Während dies für ChatGPT 4.0 und vergleichbare Modelle nur schwer möglich war, beherrsche das Nachfolgemodell diese Disziplin erstaunlich gut. Das sei "eine andere Liga", kommentierte Schmutz. Eine aktuelle Studie bestätigt dies: KI beherrsche die "Theory of Mind" mittlerweile besser als Menschen, heisst es im Wissenschaftsmagazin 'IEEE Spectrum'.
"Management by KI" ist keine gute Idee
Einen weiteren Negativpunkt sieht Schmutz, wenn Vorgesetzte KI einsetzen, um zum Beispiel Zielsetzungen oder die Zeitplanung zu überprüfen. Er spricht von "Algorithmic Management" und dem Delegieren von Managementfunktionen an eine KI. Mitarbeitende hätten dadurch nicht nur "weniger Autonomie und soziale Unterstützung", sondern würden auch eine "höhere Arbeitsbelastung" wahrnehmen und ihren Job "weniger kreativ" finden.

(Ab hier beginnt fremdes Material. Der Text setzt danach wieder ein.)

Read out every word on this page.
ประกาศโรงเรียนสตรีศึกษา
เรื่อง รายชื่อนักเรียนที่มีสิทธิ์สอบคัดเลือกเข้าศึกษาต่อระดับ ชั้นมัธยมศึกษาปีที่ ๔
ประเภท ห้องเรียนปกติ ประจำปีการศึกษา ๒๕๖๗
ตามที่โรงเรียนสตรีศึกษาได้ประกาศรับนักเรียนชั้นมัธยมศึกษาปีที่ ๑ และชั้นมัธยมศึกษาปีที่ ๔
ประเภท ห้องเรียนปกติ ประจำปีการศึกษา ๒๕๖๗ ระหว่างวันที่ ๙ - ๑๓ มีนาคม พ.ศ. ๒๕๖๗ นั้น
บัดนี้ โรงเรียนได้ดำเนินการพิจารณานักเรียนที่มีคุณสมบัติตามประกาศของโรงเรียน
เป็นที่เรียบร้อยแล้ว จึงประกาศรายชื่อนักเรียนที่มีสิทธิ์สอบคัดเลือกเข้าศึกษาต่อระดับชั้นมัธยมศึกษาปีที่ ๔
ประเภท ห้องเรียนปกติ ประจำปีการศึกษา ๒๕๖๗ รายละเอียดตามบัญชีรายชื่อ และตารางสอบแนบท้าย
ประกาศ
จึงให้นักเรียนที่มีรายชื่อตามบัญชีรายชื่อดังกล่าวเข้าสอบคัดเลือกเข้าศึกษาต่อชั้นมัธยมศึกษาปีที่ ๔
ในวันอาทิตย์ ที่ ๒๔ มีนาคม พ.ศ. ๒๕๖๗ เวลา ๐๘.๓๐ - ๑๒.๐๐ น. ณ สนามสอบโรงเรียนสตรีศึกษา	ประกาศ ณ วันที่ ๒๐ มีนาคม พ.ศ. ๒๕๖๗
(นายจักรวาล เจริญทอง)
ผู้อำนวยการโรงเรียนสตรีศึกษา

Die auf Teamarbeit bezogenen Ergebnisse decken sich nur teilweise mit einer Studie, die die Digital Society Initiative der Uni Zürich selbst durchgeführt hat. Deren repräsentative Ergebnisse belegen, dass sich die Wahrnehmung von Künstlicher Intelligenz seit ChatGPT verglichen zur Zeit davor spürbar verändert hat. So hat die Akzeptanz von Künstlicher Intelligenz in allen abgefragten Szenarien abgenommen. Gleichzeitig stieg der Wunsch nach menschlicher Kontrolle. Auch eine fast gleichzeitig durchgeführte Befragung der Stiftung Risiko-Dialog kommt zum Ergebnis, dass fast die Hälfte der Bevölkerung KI als Bedrohung wahrnimmt.
Transparenz wird noch zu sehr vernachlässigt
Tomas Chroust
Verzichten Unternehmen deshalb auf den Einsatz von KI? Nein. Zwar gibt es bei manchen Firmen eine "Zurückhaltung, was Künstliche Intelligenz angeht", sagt Tomas Chroust, Partner beim Beratungshaus Bearingpoint im Gespräch mit inside-it.ch. Das liege aber weniger an der vermeintlich geringen Akzeptanz, sondern primär daran, dass viele Unternehmen dieses Thema noch nicht in ihre Geschäftsstrategie integriert haben. Erst wenn Unternehmen beginnen, den Wert ihrer Daten und die neuen Möglichkeiten der Künstlichen Intelligenz zu erkennen, können sie ihr volles Potenzial ausschöpfen und wettbewerbsfähige Vorteile erzielen, so Chroust.
Das Beratungshaus hilft eigenen Angaben zufolge seinen Kunden, KI-Strategien zu entwickeln und dabei Technologien verantwortungsbewusst und vertrauenswürdig einzusetzen. Dazu gehört, dass unter anderem "Objektivität, Transparenz, Sicherheit, Robustheit, Verantwortlichkeiten" geregelt sind, zählt Tomas Chroust auf. Gerade Intransparenz sei "besonders zu adressieren", doch auch seine Kunden sehen in diesem Thema viel Aufholbedarf. "Kommunikativ wird immer noch zu wenig gemacht", sagt Chroust. Das könne nicht nur zu einem Vertrauensverlust bei Kundinnen und Kunden führen, sondern auch dazu, dass die Awareness bei Mitarbeitenden für die Nutzung von Künstlicher Intelligenz fehlt. Stichwort "Schatten-KI", also der Einsatz von KI-Werkzeugen ohne das Wissen des Arbeitgebers.